False positive declines are more damaging than chargebacks

For all of our e-commerce merchant partners, we’re posing a question: What is worse, suffering chargebacks or false positive declines? According to a recent study by the Vesta Corporation and Javelin Strategy & Research, the answer might surprise you: It’s the latter.

The fear of suffering fraud is higher than ever. Online merchants have set such high restrictions on their anti-fraud programs, that it is believed to be 30 percent of declined transactions are actually legitimate.

Direct and indirect impact of fraud

More than ever, the impact of fraud runs deep into a business, impacting businesses directly and indirectly. Chargebacks and false positive declines fall under the indirect category. For example:

  • A merchant receives a purchase, but the buyer claims it was made with stolen credit card information, thus files a chargeback with his/her credit card issuer.
  • A merchant notices an order come through his/her website overnight for a high ticket item. The order is from a country known for organized fraud. Considering all three factors – high ticket, overnight, high-fraud country – s/he declines the order.

The merchant understandably aired on the side of caution. There is always that possibility, however, that the order was legitimate – a false positive decline – and the merchant lost the sale of a high-end item.

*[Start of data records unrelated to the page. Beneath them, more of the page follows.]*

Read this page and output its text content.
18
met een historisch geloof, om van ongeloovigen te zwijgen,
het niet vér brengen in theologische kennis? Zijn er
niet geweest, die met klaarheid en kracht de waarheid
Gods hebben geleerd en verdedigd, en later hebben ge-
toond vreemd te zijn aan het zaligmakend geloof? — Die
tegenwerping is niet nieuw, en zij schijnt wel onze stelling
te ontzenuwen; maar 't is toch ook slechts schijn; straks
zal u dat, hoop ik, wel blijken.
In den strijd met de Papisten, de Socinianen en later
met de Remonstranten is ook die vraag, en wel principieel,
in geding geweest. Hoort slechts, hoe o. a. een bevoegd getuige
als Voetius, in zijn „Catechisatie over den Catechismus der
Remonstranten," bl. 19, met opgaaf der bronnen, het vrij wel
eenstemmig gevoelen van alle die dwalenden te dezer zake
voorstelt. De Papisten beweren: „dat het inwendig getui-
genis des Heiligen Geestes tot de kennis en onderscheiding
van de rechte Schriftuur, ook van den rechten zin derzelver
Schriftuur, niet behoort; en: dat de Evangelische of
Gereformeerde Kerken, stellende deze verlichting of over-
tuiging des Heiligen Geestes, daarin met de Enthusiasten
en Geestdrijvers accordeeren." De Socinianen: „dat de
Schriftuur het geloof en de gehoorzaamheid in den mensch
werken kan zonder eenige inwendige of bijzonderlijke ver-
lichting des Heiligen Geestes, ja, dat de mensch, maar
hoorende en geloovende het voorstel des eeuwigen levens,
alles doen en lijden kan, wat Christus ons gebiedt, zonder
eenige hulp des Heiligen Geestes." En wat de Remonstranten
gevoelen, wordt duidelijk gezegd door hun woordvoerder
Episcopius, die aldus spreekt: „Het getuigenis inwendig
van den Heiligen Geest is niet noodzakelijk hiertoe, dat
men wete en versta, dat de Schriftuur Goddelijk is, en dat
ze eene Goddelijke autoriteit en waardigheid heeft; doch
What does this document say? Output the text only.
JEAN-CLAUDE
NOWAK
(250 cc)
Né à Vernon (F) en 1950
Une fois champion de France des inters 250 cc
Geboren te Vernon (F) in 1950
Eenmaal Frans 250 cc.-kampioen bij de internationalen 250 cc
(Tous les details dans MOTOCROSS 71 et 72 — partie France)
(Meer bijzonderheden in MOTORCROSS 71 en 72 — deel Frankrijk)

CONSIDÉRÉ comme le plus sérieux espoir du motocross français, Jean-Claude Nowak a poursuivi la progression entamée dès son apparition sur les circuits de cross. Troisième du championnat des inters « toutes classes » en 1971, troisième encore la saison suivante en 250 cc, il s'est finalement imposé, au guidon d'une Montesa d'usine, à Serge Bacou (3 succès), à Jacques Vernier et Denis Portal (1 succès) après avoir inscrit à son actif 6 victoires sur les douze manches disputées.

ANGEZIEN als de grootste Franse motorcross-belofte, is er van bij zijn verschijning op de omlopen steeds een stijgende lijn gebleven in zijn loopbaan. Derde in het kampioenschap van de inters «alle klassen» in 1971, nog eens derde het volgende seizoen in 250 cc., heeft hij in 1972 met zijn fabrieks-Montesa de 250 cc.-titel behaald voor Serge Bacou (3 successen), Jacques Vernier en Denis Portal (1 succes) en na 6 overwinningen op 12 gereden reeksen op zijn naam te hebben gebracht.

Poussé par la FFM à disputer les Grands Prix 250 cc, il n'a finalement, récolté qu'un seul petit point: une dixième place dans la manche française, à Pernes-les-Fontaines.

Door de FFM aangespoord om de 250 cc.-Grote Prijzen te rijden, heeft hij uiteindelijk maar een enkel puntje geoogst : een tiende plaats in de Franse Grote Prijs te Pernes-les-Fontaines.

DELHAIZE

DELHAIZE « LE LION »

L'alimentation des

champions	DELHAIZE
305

False positive declines are occurring more than ever – The Javelin/Vesta study says it’s costing merchants five times as much as chargebacks – because merchants are being extremely cautious of fraudulent sales.

More merchants are fighting back, and it’s a good thing!

First, for those e-commerce merchants who take the time to examine their orders, we offer an emphatic ‘well done!’ We hope you keep it up. According to the Javelin/Vesta study, more than ever, merchants are dedicating a significant amount of time and resources to fighting fraud, chargebacks and examining suspect orders.

And, for the record, therein lies another indirect impact of fraud: Time spent defending your business instead of marketing and promoting.

5 clues to overcome false positive declines

Mitigating fraud is truly a game of one-upmanship. We offer five strategies merchants can take to identify genuine orders and avoid false positive declines.

  1. IP Geolocation & Google: We know many merchants who use IP geolocation, Google Maps and Google Earth to identify legitimate addresses, therefore confirming authentic sales.
  2. Addresses don’t match: There is a delicate balance here: While different shipping and billing addresses can indicate a bogus order, it can also mean an honest consumer is sending a gift. Contacting the shipper is recommended.
  3. No signature needed on receipt: A merchant friend of ours who sells and ships live and frozen seafood exclusively in North America sees red flags when a customer requests no signature upon receipt of goods. Not only does this indicate a fraudulent order, it leaves the product wide open for package theft if it is indeed legitimate.
  4. International orders: Fraudsters are everywhere, but there are certain countries and regions where it is rampant – Eastern Europe, Africa, Asia. Using the aforementioned strategies – IP address checks and Google maps/Earth – will help you identify the criminals.
  5. Fraudulent U.S. states: In November 2016, WalletHub.com released a report entitled 2016’s States Most Vulnerable to Identity Theft and Fraud. It is a fascinating read, listing District of Columbia, California, Florida, Massachusetts and Nevada as its top five (in order). We’re not saying that orders and IP addresses from said states indicates fraud; just that they might warrant a closer look.

One simple 60-second step

Back to our seafood merchant colleague: When he encounters any of the above instances, which, he says, are very common, he resorts to one simple tactic. “The best thing to do is to call the contact,” he says. “If the addresses don’t match, if it’s a really big order, a strange-looking e-mail address, I’ll call the person.

“The merchant has little or no recourse,” he added. “You have to be vigilant.”